Nachtrag: Der September 2018 hielt, was der ganze Sommer versprochen hatte. Es blieb sehr warm und trocken. Ich nutzte einen meiner Urlaubstage, um mal wieder nach Kliecken zu fahren. Und ich fuhr morgens, denn so konnte ich meinen Sohn mitnehmen, der sich freute, dass er mal nicht die „Öffis“  (Anm.: öffentliche Verkehrsmittel) mit den lauten Schulkindern teilen musste. Dafür kaufte er mir auch 2 Schokocroissants als Wegzehrung.

Den Hund hatte ich auch dabei, denn er wäre sonst den ganzen Tag alleine zu Hause gewesen. So kamen wir schon um 08.00 Uhr an. Da war es noch ganz schön frisch, und viele Kleinvögel waren unterwegs. Aber es gab nichts Spektakuläres zu sehen. Keine Kraniche, keine Greifvögel. Der Kolkrabe war häufig zu hören und zu sehen. Auch der Grünspecht begleitete mich lautstark meckernd fast an allen Stellen, war aber zu scheu für ein Foto. An der kleinen Brücke an der „Alten Elbe“ machten wir die erste Pause, und ich gönnte mir ein Croissant. Wie damals, als ich hier die erste Vesperpause einlegte, flog sofort der Eisvogel vorbei. Und er hatte Beute im Schnabel. Und ich leider keine Kamera in der Hand, sondern ein süßes Hörnchen!

Die Seen zu beiden Seite der Brücke waren nicht ganz so von der Trockenheit gebeutelt wie die Seen am Fließ, aber weil sie auch ziemlich flach sind, waren Verlandungszonen zu erkennen. Im Norden tummelten sich Unmengen Graugänse, dazwischen mal ein Graureiher oder Silberreiher. Im Süden waren meine Entdeckungen schwer zuzuordnen, denn die Sonne blendete gewaltig. Ich  konnte einige Enten erkennen, aber keine Arten. Im „Schlick“ bewegte sich was, darum machte ich auf „gut Glück“ ein paar Fotos. Am PC identifizierte ich abends eine große Gruppe Kiebitze. Ich sah sie später auffliegen, als wir schon weit von der Stelle entfernt waren (hätte ich doch noch 20 Minuten länger an der Brücke gewartet!). An der Brücke blieb der Eisvogel scheu, dafür tauchten 3 Schafstelzen auf. Und die Gänse sorgten auch für ein paar schöne Motive.

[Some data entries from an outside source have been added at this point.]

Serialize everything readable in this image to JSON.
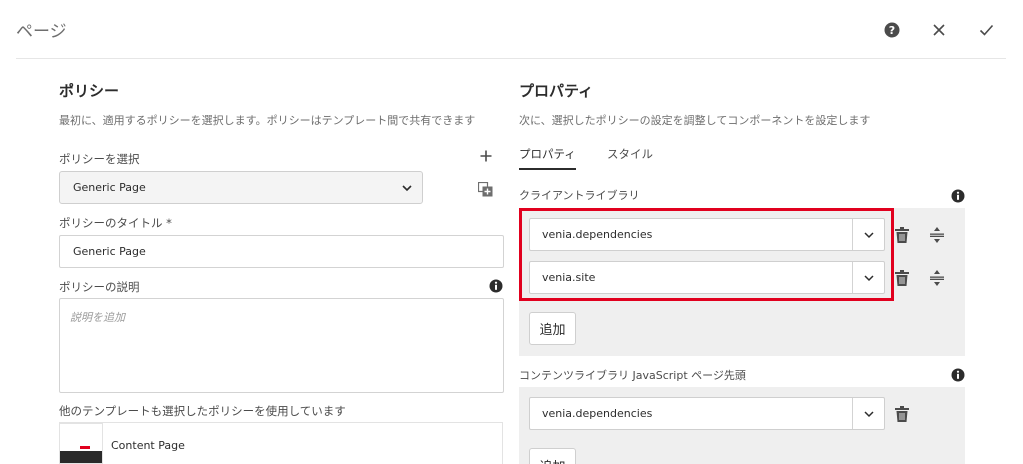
{
  "dialog": {
    "title": "ページ",
    "help_icon": "help-circle-icon",
    "close_icon": "close-icon",
    "done_icon": "checkmark-icon"
  },
  "policy": {
    "title": "ポリシー",
    "description": "最初に、適用するポリシーを選択します。ポリシーはテンプレート間で共有できます",
    "select_label": "ポリシーを選択",
    "selected_policy": "Generic Page",
    "policy_title_label": "ポリシーのタイトル *",
    "policy_title_value": "Generic Page",
    "description_label": "ポリシーの説明",
    "description_placeholder": "説明を追加",
    "shared_label": "他のテンプレートも選択したポリシーを使用しています",
    "shared_templates": [
      "Content Page"
    ]
  },
  "properties": {
    "title": "プロパティ",
    "description": "次に、選択したポリシーの設定を調整してコンポーネントを設定します",
    "tabs": [
      "プロパティ",
      "スタイル"
    ],
    "client_libs_label": "クライアントライブラリ",
    "client_libs": [
      "venia.dependencies",
      "venia.site"
    ],
    "add_label": "追加",
    "content_libs_label": "コンテンツライブラリ JavaScript ページ先頭",
    "content_libs": [
      "venia.dependencies"
    ]
  },
  "colors": {
    "highlight": "#e1001e",
    "panel": "#efefef"
  }
}
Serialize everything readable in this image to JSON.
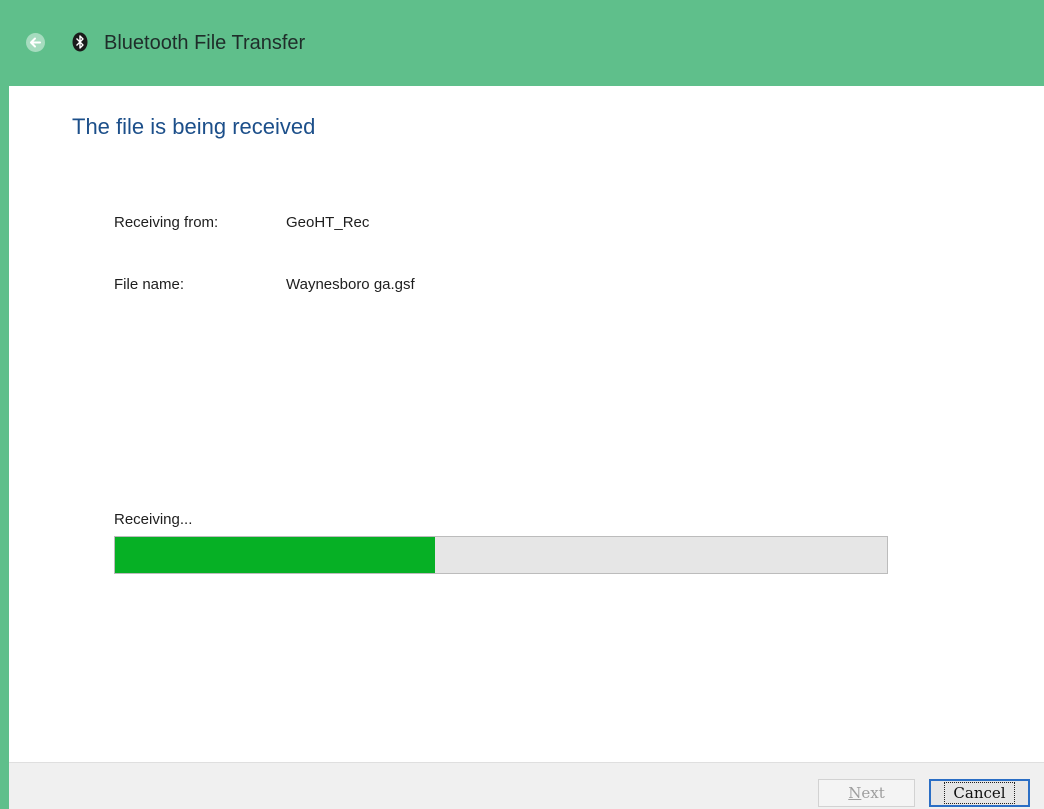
{
  "window": {
    "title": "Bluetooth File Transfer",
    "accent_color": "#5fbf8b",
    "back_icon": "back-arrow-icon",
    "app_icon": "bluetooth-icon"
  },
  "main": {
    "heading": "The file is being received",
    "fields": [
      {
        "label": "Receiving from:",
        "value": "GeoHT_Rec"
      },
      {
        "label": "File name:",
        "value": "Waynesboro ga.gsf"
      }
    ],
    "status": "Receiving...",
    "progress": 0.415,
    "progress_color": "#06b025"
  },
  "footer": {
    "next_label": "Next",
    "cancel_label": "Cancel"
  }
}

Am Aussichtsturm war ich dann etwas enttäuscht. In östlicher Richtung gab es nur Gänse, aber wegen der Sonne im Gegenlicht keine schönen Bilder. In westlicher Richtung gibt es nur einen kleinen Wasserstreifen, aber auf dem habe ich schon mal ein Bläßhuhnküken im Nest fotografiert. Heute war die Aussicht zwar gut, das Wasser aber komplett von Entengrütze bedeckt. Ein Schwan mit nur einem großen Jungvogel hielt sich dort auf. Und ein Graureiher. Dafür hätten wir nicht so weit laufen müssen! Aber das ist die Natur! Vielleicht wäre schon eine halbe Stunde später eine Sensation zu sehen gewesen.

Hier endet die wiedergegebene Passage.